Later on, in 1989, he graduated from the Naval Academy after which he served with the Pacific Fleet as deputy commander in charge of submarines. Five years later he graduated from the Russian Military Academy of the General Staff and became chief of staff for both a submarine flotilla and of a squadron. He continued with that position through June 2000 when he became commander of the North-Eastern Troops and Forces. In April 2002 Sidenko became first deputy commander of the Pacific Fleet itself and in May 2006 became commander of the Baltic Fleet. In December 2007 he was promoted to the commander of the Pacific Fleet and in July 2010 became commander-in-chief of the Eastern Military District. As of 29 December 2010 under a Decree of the Russian President Sidenko was appointed as commander at the same place.

He graduated from the Makarov Pacific Higher Naval School (1970–1975), the Higher Special Officer Classes of the Soviet Navy (1982–1983), the Marshal Grechko Naval Academy (1987–1989), and the General Staff Academy (1992–1994).

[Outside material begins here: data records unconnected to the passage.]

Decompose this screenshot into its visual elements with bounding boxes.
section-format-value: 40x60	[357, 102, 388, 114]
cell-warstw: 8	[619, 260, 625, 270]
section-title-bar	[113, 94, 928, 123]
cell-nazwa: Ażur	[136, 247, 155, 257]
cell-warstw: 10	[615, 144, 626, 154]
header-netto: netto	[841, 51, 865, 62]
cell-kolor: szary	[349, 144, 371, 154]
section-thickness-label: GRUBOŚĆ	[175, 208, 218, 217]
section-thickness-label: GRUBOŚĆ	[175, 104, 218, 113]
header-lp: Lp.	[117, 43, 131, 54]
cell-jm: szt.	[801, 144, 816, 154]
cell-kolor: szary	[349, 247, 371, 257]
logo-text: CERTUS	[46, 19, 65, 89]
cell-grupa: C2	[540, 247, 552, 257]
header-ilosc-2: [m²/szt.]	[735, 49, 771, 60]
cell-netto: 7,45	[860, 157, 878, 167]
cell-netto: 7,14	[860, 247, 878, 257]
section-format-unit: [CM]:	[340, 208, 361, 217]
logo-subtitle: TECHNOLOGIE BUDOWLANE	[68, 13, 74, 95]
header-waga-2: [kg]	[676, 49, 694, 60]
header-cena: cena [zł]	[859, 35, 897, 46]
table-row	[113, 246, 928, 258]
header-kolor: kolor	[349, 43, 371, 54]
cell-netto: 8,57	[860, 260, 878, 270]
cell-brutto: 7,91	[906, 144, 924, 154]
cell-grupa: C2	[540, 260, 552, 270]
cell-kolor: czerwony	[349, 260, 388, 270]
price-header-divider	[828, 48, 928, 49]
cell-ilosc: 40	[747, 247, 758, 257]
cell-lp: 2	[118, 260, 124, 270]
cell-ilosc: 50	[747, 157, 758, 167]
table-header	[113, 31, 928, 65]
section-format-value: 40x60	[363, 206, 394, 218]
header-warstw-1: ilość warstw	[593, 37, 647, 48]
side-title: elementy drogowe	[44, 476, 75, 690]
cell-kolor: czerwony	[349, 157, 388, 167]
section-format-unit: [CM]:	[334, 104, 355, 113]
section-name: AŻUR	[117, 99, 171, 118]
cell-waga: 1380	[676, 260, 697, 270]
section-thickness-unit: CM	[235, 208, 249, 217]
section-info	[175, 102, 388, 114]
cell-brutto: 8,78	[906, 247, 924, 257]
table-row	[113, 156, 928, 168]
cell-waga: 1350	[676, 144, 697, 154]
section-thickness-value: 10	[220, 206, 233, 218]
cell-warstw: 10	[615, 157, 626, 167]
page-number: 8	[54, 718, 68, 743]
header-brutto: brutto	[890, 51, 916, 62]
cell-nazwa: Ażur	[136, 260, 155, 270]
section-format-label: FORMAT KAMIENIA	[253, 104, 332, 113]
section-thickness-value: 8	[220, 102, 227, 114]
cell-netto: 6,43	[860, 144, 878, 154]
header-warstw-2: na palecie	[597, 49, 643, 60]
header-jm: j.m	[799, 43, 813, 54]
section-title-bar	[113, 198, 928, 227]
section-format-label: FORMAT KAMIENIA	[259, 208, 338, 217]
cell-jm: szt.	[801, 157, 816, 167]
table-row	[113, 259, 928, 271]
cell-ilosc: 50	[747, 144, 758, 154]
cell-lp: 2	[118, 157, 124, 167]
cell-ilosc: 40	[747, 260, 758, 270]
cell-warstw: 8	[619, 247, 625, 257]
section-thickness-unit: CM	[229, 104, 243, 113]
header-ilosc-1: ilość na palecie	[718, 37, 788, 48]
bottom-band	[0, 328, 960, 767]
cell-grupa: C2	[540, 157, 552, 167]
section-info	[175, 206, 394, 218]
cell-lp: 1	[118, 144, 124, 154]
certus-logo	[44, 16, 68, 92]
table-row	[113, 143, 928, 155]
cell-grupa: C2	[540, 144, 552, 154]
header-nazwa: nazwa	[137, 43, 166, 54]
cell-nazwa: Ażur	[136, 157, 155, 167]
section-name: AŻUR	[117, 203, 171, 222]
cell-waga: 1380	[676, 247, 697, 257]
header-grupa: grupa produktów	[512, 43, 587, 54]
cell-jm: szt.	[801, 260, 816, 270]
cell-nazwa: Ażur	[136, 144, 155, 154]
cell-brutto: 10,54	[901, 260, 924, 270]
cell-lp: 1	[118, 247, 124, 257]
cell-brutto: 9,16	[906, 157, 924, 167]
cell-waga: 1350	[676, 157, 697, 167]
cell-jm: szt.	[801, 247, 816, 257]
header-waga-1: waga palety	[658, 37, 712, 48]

He served within a ship's operations department (BCh-3) (1975–1981), senior assistant to the submarine commander (1981–1982), the submarine crew commander, submarine commander(1983–1987), deputy commander (1989–1992), commander (1994–1996) 45th submarine flotilla. During his command of the 45th Submarine flotilla, he was promoted to kontr-admiral (one star) (5 May 1995). His next post was chief of staff of the 2nd Submarine squadron (November 1996 - May 1998), Chief of Staff of the 16th submarine task group (May 1998 - August 1999), chief of staff (August 1999 - June 2000), Commander (June 2000 - December 2001) Northeastern Group of Troops and Forces. During his command of the NEGTF, he was promoted to vitze-admiral (two stars) (9 June 2001. Chief of Staff of the Pacific Fleet (5 December 2001 - 6 May 2006), commander of the Baltic Fleet (6 May 2006 - 6 December 2007) Commander Pacific Fleet (6 December 2007 - 29 October 2010). He was promoted to Vice-Admiral on 12 June 2010.

On 29 October 2010, he was named the first deputy commander of the Eastern Military District. He was promoted to Admiral soon after.